Eknath Easwaran and species hierarchy
I’ve mentioned before my spiritual teacher, Eknath Easwaran, believed in reincarnation, and that’s a concept I’ve struggled with. Still, I’m coming around to the idea. It’s very forgiving. If life is God’s classroom, which I think Easwaran believed, reincarnation offers everyone the ability to retake the class if they fail.
Failure doesn’t lead to eternal separation from God. There is no hell. Some Christian understandings of the afterlife offer second chances in the form of purgatory. But reincarnation seems simpler and cleaner. God doesn’t create a new class just for those who fail. He sends you back to the one he already teaches.
One thing that initially troubled me about Easwaran’s view of reincarnation is it seemed to rely on a species hierarchy, which an individual soul climbed across multiple lifetimes on its way to God. That’s true, but I think a generous reading could show this isn’t so different from distinctions animal-rights philosophy makes between moral patients and moral agents.

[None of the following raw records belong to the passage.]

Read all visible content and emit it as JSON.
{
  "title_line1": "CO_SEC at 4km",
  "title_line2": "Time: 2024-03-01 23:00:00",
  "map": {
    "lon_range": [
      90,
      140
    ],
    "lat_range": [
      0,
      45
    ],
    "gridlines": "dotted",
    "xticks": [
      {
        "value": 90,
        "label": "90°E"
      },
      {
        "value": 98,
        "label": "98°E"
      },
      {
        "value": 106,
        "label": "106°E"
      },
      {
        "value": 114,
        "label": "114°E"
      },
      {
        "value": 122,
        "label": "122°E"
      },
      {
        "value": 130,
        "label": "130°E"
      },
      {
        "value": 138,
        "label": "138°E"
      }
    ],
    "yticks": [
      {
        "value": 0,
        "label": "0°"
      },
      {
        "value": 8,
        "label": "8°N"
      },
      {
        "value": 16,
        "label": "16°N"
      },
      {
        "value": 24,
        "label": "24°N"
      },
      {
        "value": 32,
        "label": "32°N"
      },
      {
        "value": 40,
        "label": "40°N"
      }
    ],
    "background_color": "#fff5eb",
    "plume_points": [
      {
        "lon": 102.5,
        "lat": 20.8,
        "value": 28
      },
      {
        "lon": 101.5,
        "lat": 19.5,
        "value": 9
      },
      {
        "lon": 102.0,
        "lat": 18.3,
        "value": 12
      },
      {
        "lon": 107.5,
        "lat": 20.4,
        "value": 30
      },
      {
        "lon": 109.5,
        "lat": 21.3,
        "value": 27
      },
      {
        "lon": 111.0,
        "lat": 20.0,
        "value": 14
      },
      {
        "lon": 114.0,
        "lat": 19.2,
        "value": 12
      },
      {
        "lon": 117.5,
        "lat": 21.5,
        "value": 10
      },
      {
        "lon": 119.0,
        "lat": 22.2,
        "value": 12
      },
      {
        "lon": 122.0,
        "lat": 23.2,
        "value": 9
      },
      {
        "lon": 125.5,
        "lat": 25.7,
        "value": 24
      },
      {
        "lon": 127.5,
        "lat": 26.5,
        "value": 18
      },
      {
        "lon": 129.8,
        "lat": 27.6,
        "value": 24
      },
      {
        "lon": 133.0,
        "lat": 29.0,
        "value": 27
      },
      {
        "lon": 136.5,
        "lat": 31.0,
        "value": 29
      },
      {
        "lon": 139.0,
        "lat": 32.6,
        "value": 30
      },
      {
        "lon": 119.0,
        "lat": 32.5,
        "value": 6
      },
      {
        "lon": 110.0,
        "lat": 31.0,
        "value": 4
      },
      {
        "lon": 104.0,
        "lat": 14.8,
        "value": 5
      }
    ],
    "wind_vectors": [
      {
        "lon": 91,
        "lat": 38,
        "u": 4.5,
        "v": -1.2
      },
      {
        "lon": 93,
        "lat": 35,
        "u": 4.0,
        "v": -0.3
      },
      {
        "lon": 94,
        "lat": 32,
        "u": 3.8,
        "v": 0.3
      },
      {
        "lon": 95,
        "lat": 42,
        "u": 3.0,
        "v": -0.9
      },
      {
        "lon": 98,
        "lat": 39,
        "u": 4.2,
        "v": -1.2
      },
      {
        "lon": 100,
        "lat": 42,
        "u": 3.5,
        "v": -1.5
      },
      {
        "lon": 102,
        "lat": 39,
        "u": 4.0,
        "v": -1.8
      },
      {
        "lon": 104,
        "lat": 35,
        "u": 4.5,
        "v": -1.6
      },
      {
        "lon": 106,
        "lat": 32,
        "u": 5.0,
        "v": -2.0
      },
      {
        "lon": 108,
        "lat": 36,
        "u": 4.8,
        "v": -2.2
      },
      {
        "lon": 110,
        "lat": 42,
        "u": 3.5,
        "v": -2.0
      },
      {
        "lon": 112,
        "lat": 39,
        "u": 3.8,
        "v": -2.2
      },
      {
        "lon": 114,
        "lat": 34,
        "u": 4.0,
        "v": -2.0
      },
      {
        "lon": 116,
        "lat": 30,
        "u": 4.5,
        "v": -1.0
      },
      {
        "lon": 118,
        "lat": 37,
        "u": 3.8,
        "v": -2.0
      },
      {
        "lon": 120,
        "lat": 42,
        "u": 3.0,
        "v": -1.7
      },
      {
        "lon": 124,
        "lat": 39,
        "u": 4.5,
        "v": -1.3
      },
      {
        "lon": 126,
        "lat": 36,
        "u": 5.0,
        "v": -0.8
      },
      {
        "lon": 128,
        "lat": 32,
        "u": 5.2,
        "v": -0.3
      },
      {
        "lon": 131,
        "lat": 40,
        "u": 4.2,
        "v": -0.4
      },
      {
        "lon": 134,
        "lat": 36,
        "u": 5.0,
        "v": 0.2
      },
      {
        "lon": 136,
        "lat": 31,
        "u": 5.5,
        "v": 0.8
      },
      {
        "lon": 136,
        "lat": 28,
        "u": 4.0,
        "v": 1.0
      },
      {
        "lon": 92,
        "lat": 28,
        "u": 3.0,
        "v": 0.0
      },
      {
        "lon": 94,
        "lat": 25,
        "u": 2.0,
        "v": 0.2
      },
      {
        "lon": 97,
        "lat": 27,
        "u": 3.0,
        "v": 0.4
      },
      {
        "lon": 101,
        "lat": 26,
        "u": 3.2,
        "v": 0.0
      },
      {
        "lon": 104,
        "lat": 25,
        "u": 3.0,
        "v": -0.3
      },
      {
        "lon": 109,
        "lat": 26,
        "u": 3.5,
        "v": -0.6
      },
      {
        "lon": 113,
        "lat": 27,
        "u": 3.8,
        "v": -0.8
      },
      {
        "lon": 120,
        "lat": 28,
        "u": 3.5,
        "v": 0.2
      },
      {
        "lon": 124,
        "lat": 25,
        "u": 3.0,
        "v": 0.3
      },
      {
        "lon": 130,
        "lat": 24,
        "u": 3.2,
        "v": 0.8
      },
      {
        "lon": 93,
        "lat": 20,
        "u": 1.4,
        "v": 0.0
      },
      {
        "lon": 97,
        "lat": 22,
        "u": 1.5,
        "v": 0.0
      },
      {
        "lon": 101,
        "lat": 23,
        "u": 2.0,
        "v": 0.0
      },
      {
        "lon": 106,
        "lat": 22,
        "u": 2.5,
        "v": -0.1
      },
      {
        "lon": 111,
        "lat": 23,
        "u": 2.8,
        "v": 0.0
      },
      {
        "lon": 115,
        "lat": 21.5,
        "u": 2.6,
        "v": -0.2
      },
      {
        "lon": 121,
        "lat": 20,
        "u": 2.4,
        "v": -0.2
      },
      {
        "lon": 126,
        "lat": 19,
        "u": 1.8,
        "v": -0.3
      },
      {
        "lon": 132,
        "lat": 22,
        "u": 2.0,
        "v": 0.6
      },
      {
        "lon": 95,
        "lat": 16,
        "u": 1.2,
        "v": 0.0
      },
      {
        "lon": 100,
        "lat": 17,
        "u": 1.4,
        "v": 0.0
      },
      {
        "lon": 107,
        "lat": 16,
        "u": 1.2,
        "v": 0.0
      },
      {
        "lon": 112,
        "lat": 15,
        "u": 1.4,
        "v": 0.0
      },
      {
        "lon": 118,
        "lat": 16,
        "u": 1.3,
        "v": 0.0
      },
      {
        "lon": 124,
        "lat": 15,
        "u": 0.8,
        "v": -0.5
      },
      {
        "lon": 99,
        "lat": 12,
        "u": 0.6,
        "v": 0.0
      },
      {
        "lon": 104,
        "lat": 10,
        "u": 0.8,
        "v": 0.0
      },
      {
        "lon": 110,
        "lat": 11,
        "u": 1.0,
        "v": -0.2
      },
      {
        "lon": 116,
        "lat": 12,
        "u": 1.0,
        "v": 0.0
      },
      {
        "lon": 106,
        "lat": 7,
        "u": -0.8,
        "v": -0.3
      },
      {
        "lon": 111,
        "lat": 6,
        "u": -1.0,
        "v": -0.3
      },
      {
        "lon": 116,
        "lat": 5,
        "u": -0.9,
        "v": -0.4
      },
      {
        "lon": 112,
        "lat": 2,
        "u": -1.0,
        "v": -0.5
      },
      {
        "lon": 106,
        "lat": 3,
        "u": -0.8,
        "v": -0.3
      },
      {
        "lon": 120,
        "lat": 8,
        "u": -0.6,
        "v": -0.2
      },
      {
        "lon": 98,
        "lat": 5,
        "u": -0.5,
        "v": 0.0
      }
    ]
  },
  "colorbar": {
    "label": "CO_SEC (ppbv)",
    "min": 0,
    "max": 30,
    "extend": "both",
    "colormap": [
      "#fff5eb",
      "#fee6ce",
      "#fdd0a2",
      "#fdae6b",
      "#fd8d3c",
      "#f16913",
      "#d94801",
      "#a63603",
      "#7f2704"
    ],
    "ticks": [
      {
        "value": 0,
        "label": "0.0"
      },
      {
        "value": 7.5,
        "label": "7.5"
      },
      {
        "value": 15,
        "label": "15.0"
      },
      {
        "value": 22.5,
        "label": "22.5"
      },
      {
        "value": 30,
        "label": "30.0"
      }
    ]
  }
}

There’s a recording on YouTube of one of Easwaran’s talks that covers this to a certain extent. He’s discussing the death of Charles, a cat who lived at the Blue Mountain Center of Meditation. Easwaran charmingly reminisces about trying to entice the obligate carnivore with various treats, so the feline wouldn’t hunt other animals.
“All of you know that Charles belonged to a non-vegetarian species,” Easwaran said. “In the early days, when, on one or two occasions, I used to see him, driven by his instinct, his compulsion, to kill little creatures, it upset me very much…I thought about it a great deal and started tempting him with cookies.”
Easwaran goes on to express his hope that perhaps Charles would be born as a cow or some other vegetarian species in his next life. After that, Easwaran mused, perhaps Charles would be born as an elephant, and then, finally, as a human being. There are some problems, from an animal-rights perspective, in Easwaran’s presentation.
For instance, he glorifies non-lethal forms of domestication, and talks approvingly about the service Charles could render to humans as a cow or trained elephant. But as I’ve said elsewhere, one of the benefits of viewing your spiritual teacher as fallible is you don’t have to agree with everything he or she says or does.
When I was an unhappy atheist, one of the promises I made, before I allowed myself to explore spiritual matters, was I wanted religion to serve my activism and not the other way around. If religion wasn’t making me a better activist, I didn’t want it. It wasn’t correct. And if the two ever conflicted, I promised to choose activism. I hope to keep this pledge.
That said, as I mentioned previously, looking at the broadest outline of Easwaran’s presentation, I think you can interpret the species hierarchy he describes as not so different from distinctions animal-rights philosophy makes between moral patients and moral agents.
In short, animals are typically described as moral patients, because they are deserving of moral consideration, but can’t abide by moral rules. Meanwhile, most adult humans are typically described as moral agents, because they are deserving of moral consideration, and can abide by moral rules.
In truth, I think it’s less a binary and more of a spectrum. I’m reminded of a quote from Charles Darwin: “We have seen that the senses and intuitions, the various emotions and faculties, such as love, memory, attention, curiosity, imitation, reason, &c., of which man boasts, may be found in an incipient, or even sometimes in a well-developed condition, in the lower animals.”
So I believe one could understand Easwaran’s presentation of an individual soul moving up the species hierarchy as an individual soul moving along the spectrum from being a moral patient to being a moral agent. Again, this is a species distinction that animal-rights philosophy is familiar with and generally approves.
Interestingly, Easwaran appears open to the possibility that humans aren’t the top of this hierarchy. In his writing, he approvingly quotes a poem, from the 13th-century mystic Rumi, which describes a soul being born as an animal, then a human, then an angel, before reuniting with God.
My understanding of the math is that, given the size of the universe, the existence of more advanced species than ours is likely. What is an angel, in modern terms, if not some creature more capable than humans of abiding by moral rules? Perhaps, Easwaran might say, that’s how we’ll be reborn in our next life, if we pass the test of being human.